Did you know that there are ancient specimens of various crop plants stored at museums? Well, there are! Curious souls will find some preserved wheat samples held at the Petrie Museum of Egyptian Archaeology, part of the University College London’s Museums and Collections. As soon as Richard Mott of the Genetics Institute at UCL learned about the existence of these specimens, he wanted to study them.
What Could Ancient Wheat Tell Us?
The short answer is — a lot. Mott theorized that the samples likely contained bits of ancient wheat DNA that could give valuable insights as to how this crop species was historically cultivated. He partnered with a team of UCL archaeobotanists and collaborators to go through the museum’s collection of ancient emmer wheat and select a couple of well-preserved husks. This species originates from the Near East and was one of the first domesticated crops in the region.
How They Approached the Research
The husks were then carefully photographed and wrapped in foil before transporting them to be freshly bleached and used to process forensic and ancient samples. Population geneticist Laura Botigué was in charge of bleaching the samples and separating ancient DNA from them. All decontamination protocols were followed, and after a couple of weeks, the researchers managed to extract readable ancient DNA. They found that about two-thirds of the readings they got actually align with genomes of modern domesticated and wild emmer wheat varieties.
Despite being stored with no particular preservation efforts at the museum for over 90 years, researchers think it was due to the dry conditions of Egypt that the DNA was so well preserved throughout time.
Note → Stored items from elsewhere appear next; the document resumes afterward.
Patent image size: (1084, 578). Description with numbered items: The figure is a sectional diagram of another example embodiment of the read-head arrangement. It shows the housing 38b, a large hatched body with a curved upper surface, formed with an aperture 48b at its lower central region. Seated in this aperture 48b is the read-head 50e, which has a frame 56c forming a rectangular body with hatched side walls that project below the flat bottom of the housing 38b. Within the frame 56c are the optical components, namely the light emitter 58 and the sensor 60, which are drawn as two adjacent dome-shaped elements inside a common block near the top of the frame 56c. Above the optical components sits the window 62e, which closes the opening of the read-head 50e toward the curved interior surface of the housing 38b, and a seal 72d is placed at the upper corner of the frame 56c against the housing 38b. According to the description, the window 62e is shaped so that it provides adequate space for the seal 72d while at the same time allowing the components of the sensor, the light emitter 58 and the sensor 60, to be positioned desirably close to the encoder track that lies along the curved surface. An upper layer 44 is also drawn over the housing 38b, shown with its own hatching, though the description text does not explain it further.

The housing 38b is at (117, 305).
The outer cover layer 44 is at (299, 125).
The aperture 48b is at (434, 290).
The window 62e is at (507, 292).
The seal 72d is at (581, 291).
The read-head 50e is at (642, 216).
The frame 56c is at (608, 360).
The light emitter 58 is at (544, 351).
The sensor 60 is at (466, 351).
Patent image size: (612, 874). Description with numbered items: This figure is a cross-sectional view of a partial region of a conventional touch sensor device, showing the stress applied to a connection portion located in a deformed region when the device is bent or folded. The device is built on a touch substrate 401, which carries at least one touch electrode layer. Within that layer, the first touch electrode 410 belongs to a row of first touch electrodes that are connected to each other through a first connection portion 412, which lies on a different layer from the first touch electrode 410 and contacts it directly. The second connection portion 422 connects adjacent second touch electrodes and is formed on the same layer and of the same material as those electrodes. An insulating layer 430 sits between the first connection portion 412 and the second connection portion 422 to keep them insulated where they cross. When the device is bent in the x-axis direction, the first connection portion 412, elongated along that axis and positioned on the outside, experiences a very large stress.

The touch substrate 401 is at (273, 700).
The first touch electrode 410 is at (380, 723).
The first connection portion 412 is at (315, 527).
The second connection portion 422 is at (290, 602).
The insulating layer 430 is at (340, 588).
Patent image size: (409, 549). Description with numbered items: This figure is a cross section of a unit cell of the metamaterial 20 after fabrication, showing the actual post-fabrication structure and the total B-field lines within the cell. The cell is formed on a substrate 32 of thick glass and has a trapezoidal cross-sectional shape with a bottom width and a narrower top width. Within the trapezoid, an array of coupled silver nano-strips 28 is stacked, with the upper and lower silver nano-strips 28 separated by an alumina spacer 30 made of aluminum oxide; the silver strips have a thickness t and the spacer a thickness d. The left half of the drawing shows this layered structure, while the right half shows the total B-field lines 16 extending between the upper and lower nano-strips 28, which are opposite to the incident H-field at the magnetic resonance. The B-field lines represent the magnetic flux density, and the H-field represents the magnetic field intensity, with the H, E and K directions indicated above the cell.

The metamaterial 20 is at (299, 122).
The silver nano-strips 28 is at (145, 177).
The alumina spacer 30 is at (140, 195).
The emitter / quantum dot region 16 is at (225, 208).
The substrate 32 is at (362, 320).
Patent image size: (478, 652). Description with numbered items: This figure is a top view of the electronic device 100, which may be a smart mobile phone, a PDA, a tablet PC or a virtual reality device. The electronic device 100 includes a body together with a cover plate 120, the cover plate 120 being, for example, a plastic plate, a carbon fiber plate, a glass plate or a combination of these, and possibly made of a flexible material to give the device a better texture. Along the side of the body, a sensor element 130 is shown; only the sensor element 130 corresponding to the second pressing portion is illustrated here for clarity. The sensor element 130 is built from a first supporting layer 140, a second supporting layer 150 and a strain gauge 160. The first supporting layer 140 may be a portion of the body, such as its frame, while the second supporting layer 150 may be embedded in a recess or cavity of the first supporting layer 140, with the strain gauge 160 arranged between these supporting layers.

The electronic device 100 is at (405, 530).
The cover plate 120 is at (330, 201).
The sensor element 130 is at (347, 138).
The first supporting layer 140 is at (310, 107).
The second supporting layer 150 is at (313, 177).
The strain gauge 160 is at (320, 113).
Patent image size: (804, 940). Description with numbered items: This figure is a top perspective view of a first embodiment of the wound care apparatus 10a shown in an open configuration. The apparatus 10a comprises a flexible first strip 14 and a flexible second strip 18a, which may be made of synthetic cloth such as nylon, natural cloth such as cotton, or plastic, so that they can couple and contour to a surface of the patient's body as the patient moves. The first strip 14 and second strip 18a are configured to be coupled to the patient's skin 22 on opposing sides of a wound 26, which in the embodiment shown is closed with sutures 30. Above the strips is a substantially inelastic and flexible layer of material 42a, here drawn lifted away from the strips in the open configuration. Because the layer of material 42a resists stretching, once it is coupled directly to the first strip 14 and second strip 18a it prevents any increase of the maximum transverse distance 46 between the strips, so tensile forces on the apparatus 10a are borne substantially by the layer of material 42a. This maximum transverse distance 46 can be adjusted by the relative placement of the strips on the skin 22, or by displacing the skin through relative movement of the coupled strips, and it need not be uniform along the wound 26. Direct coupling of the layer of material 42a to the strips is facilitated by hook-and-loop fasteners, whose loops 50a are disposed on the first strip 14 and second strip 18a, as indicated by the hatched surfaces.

We’re talking about 3,000-year-old samples here. The carbon dating showed the specimens were from between 1130 and 1000 BC.
Since the samples proved to be more genetically similar to modern domesticated varieties than modern wild wheat species, scientists concluded that these samples came from a plant lineage that had already been domesticated three millennia ago. Tracing those gene flows is incredibly fascinating and an immensely important part of understanding human history and culture.